Addressing members at the association’s offshore conference in Colombo, Sri Lanka, yesterday, AIOFP executive director Peter Johnston revealed his association has recruited 49 individual advisers over a 10-week period – including a number of risk specialist practitioners – with many voicing disappointment with the AFA and FPA for their role in supposedly cooperating with the FSC in developing the Life Insurance Framework (LIF).
Mr Johnston said that while IFAs that are members of these organisations may be well-intentioned, they are also inadvertently helping to increase the political influence of the institutionally-aligned sector.
“All these advisers are doing is funding the enemy to act against their own interests. Being a member of [the AFA and FPA] gives them greater leverage to say that they represent the entire industry and not just those aligned to the insurers and institutions,” he said.
“When you get your next membership renewal notice, just ask yourself: who are you really supporting?”
While Mr Johnston has previously argued that the various adviser associations should be “homologous”, and that the AFA should stick to representing risk and life insurance advisers, he says the AFA’s role in working with the FSC to create the LIF means the former Life Underwriters Association has abandoned its core constituency.
“The AFA has proven that it is supporting life insurers and not risk advisers by caving to their demands on hybrids and clawbacks,” he said. “We are now getting an influx of risk advisers looking to join the AIOFP.”
The AFA and FPA had left the federal government with the misguided impression that all advisers support the LIF, he claims, reflecting on recent discussions with Small Business Minister and Assistant Treasurer Kelly O’Dwyer.
AIOFP chair and Beacon Group boss Peter Daly argued that the LIF negotiations revealed the true motivations of the two largest financial advice associations.
“The FPA and AFA are compromised,” Mr Daly said. “They do not represent the views or interests of the independent sector and we cannot rely on them to support our needs.”
Mr Daly indicated that while the AIOFP has sought to find common ground with rival associations in recent years – including through participation in a number of government-overseen forums – it cannot forgive the role these organisations played in allegedly succumbing to insurer demands during LIF negotiations. He argued that the AIOFP will instead focus its efforts on representing a “united independent sector”.
However, both the FPA and AFA have maintained that had it not been for their involvement in the LIF process, risk advisers would have received a less generous arrangement than agreed to in the LIF.
“We could [have] ended up with something like a nil commission [model],” AFA president Deborah Kent said in a communication to members in late 2015.
“There are still others out there that would rather see us have nothing, or [even] level commissions, which was [recommended] in the FSI report.”
In April, the AFA and FPA told ifa that their membership base is growing and member satisfaction is on an upward trend.




Jason,
You may be talking about a prior structure set up to provide a competitive platform to insto driven ones.
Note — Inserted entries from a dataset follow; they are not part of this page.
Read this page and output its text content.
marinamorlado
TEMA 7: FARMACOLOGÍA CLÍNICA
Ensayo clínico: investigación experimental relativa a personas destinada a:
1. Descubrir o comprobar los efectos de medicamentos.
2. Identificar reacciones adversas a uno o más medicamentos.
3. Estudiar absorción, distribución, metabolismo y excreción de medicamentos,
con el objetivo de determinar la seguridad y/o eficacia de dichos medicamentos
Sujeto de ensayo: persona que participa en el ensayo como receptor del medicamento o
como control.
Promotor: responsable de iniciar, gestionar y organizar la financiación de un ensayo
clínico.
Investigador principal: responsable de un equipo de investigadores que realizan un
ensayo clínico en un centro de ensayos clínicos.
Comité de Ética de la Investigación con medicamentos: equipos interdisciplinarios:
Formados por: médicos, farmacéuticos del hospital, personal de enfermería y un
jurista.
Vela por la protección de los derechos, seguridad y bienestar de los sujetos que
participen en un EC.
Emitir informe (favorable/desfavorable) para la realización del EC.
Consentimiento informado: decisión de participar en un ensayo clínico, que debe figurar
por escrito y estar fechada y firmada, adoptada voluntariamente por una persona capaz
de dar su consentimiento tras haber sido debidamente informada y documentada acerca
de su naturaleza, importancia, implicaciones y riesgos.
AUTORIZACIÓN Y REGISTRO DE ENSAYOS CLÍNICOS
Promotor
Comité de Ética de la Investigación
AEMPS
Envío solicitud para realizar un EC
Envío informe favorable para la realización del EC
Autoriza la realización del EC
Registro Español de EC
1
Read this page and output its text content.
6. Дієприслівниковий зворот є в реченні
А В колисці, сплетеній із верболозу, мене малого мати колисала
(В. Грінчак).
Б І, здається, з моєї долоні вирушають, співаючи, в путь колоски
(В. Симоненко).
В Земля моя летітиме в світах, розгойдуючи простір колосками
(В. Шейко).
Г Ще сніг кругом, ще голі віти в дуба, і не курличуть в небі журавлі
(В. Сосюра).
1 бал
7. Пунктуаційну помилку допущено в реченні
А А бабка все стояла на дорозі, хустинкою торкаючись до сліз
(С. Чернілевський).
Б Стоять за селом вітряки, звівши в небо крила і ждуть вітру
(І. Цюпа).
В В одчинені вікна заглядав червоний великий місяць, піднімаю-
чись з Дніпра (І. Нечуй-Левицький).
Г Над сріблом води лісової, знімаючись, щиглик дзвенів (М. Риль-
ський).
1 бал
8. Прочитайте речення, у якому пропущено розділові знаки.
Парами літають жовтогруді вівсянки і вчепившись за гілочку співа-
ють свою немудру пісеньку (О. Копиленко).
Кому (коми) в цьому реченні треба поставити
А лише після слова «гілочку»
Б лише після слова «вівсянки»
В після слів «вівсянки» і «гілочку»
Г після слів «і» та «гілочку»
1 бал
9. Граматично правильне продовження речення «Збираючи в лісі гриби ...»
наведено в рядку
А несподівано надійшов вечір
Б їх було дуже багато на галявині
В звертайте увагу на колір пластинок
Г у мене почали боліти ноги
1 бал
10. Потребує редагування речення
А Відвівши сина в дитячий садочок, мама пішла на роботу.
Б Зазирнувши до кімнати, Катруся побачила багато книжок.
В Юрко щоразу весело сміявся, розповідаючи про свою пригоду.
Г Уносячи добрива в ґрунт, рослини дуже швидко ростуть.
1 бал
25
That platform approach was exited 2 years ago as it achieved its purpose of making instos compete on margin and give existing clients on the platform the same deal as new clients.
If you are unaware of that detail then you are simply misinformed. Alternatively if you were then it is you participating in another unfortunate example of FPA driven misinformation. One we have all felt the consequences of with recent LIF lobbying.
The big two have dropped the ball and there is an opportunity for someone to step in and represent advisers
I could not agree more with this. Until the AFA and FPA stop being so heavily funded by the companies within the FSC they can never truly be impartial, independent or supporting the best interests of the end consumer or their members which is their constitutional duty.
The FPA and particularly the AFA did not have the support of their members when negotiating the LIF. End of story.
The LIF framework does not work for the consumer and is only within the best interests of the insurance companies and perhaps the few planners with high net worth clients. End of story.
And to Michael’s comments below if you think commission models are on the way out. Think again. You only have to look at the direct insurance carve out the FSC are trying to sneak into the LIF to realise that commissions will be thriving in the direct space. That is your competition if you are too naive to see that.
This is just ridiculous. Commission models are on the way out. People need to wake up and pay attention. The AIOFP may be presenting the view of its members but it is not doing its members any favours. The LIF framework could have eliminated commission all together and advisers would have had to charge fees.
Move on and adapt
Really? When can we stop this industry association bickering? There are so many other things that are better use of your time than spending time slamming each other in the press.
If the AIOFP want to get serious about uniting the independent advisers the first step would have be to stop advocating a model that whitelabels a platform and takes a margin off it at the client’s cost. Quality independent planners will never accept such a conflicted model and it begs the question how the “I” in AIOPF is even legal. Over 400 independent and not so independent advisers at the FPA lunch in Brisbane yesterday alone says the organisation is heading in the right direction. Red Tape is undoubtedly out of control and Insurance commission a very difficult area, but putting our heads in the sand and wishing for yesterday’s product gouge to continue and yes that includes admin platform margins as well as up fronts that aren’t compatible with modern lapse and replacement rates isn’t going to help!